Berdasarkan Pasal 4 UU Darurat RI No. 11/1954 tentang Amnesti dan Abolisi. Sedikit, ada gambaran untuk mendapatkan perbedaan penggunaan hak amnesti dan abolisi, amnesti berkonsekuensi terhapusnya akibat hukum pidana, sedangkan abolisi berkonsekuensi pada ditiadakannya penuntutan terhadap seseorang. Catatan atas UU tersebut, tidak lagi berlaku untuk sekarang, UU ini merupakan turunan dari Pasal 96 dan Pasal 107 UUDS RI, UU yang dibentuk dan berlaku sekali-selesai (einmahlig) atas kasus persengketaan politik antara Republik Indonesia (Yogyakarta) dan Kerajaan Belanda 1949. Sehingga kurang tepat, bahkan keliru jika masih ada yang berpendapat untuk abolisi Tom Lembong dan Amnesti Hasto, dalam hal ini Presiden juga perlu meminta nasehat dari Mahkamah Agung.

Dari sisi pemaknaan amnesti – amnestia – berarti “melupakan.” Melupakan pidana yang telah dilakukan, sehingga tidak perlu lagi dihukum (makanya akibat hukum pidananya berupa hukuman mati, penjara, denda, termasuk kalau ada hukuman tambahan, ditiadakan). Sedangkan abolisi – abolitio – berarti penghapusan. UU Darurat RI No. 11/1954 menekankan bahwa yang dihapus adalah tuntutan pidananya.

Amnesti seolah-olah nanti bisa berlaku jika sudah ada putusan yang berkekuatan hukum tetap. Hanya saja pemaknaan demikian, menjadi sulit lagi membedakannya dengan pemberian grasi, sebab grasi juga dimohonkan saat vonis dari putusan telah berkekuatan hukum tetap. Oleh karena itu, ada baiknya abolisi ini, bisa dimohonkan atau diberikan saat sudah ada putusan pengadilan tingkat pertama hingga putusan tingkat banding. Tentu dengan mengacu pada hakikat pemberian amnesti yakni melupakan tindak/perbuatan dari si petindak pidana (bukan pada meniadakan akibat pidananya). Sedangkan abolisi yang berarti meniadakan tuntutan pidana, pengajuan permohonan atau pemberiannya dapat diberikan saat perkara sudah dilimpahkan ke pengadilan oleh JPU. Atau kalau abolisi dipandang sebagai hak prerogatif Presiden menilai kinerja Aparat Penegak Hukum (Penyidik dan Jaksa Penuntut Umum), dapat diperluas lagi pemberiannya saat seseorang sudah menyandang status tersangka.
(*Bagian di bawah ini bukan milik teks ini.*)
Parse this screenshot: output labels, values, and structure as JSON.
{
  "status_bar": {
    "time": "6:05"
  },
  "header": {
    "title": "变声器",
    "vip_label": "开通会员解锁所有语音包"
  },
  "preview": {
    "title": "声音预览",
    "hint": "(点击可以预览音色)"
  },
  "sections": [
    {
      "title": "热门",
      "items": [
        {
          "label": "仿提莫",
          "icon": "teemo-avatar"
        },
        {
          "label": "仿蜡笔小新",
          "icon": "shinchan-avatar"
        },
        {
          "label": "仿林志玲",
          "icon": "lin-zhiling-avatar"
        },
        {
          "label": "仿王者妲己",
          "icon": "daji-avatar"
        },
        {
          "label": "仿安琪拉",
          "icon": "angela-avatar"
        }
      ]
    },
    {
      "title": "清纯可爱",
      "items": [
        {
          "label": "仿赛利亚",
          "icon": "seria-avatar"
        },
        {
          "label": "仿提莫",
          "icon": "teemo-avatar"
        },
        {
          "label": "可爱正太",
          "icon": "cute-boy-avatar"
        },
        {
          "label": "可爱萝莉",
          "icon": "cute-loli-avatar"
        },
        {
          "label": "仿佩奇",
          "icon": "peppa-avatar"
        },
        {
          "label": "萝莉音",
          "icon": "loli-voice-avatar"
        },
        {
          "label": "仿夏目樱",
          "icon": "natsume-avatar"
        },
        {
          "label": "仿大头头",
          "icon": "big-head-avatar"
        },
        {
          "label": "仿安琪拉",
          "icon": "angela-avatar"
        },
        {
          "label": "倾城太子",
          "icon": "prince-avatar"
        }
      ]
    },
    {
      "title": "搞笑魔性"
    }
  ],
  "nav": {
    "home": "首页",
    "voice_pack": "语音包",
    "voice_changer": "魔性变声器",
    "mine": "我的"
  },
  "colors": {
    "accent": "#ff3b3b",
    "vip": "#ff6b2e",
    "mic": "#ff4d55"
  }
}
Demi keadilan, demi penegakan hukum yang proporsional, nondiskrminatif, Presiden jangan terlalu mengobral “hak memberi amnesti dan hak memberi abolisi.” Apalagi berhubungan dengan kasus korupsi, selain KPK dan Kejaksaan akan buruk citra, pemberian hak demikan juga akan berpotensi “korupsi” dimaknai sebagai “delik politik” seperti kejahatan makar, leste majeste, sebagaimana kasus di masa lalu, seorang ditahan karena pesanan penguasa. Sekarang muncul syak wasangka, seorang menjadi tersangka korupsi oleh KPK, oleh JPU, karena pesanan siapa. Publik tahu dan lebih paham tentang itu.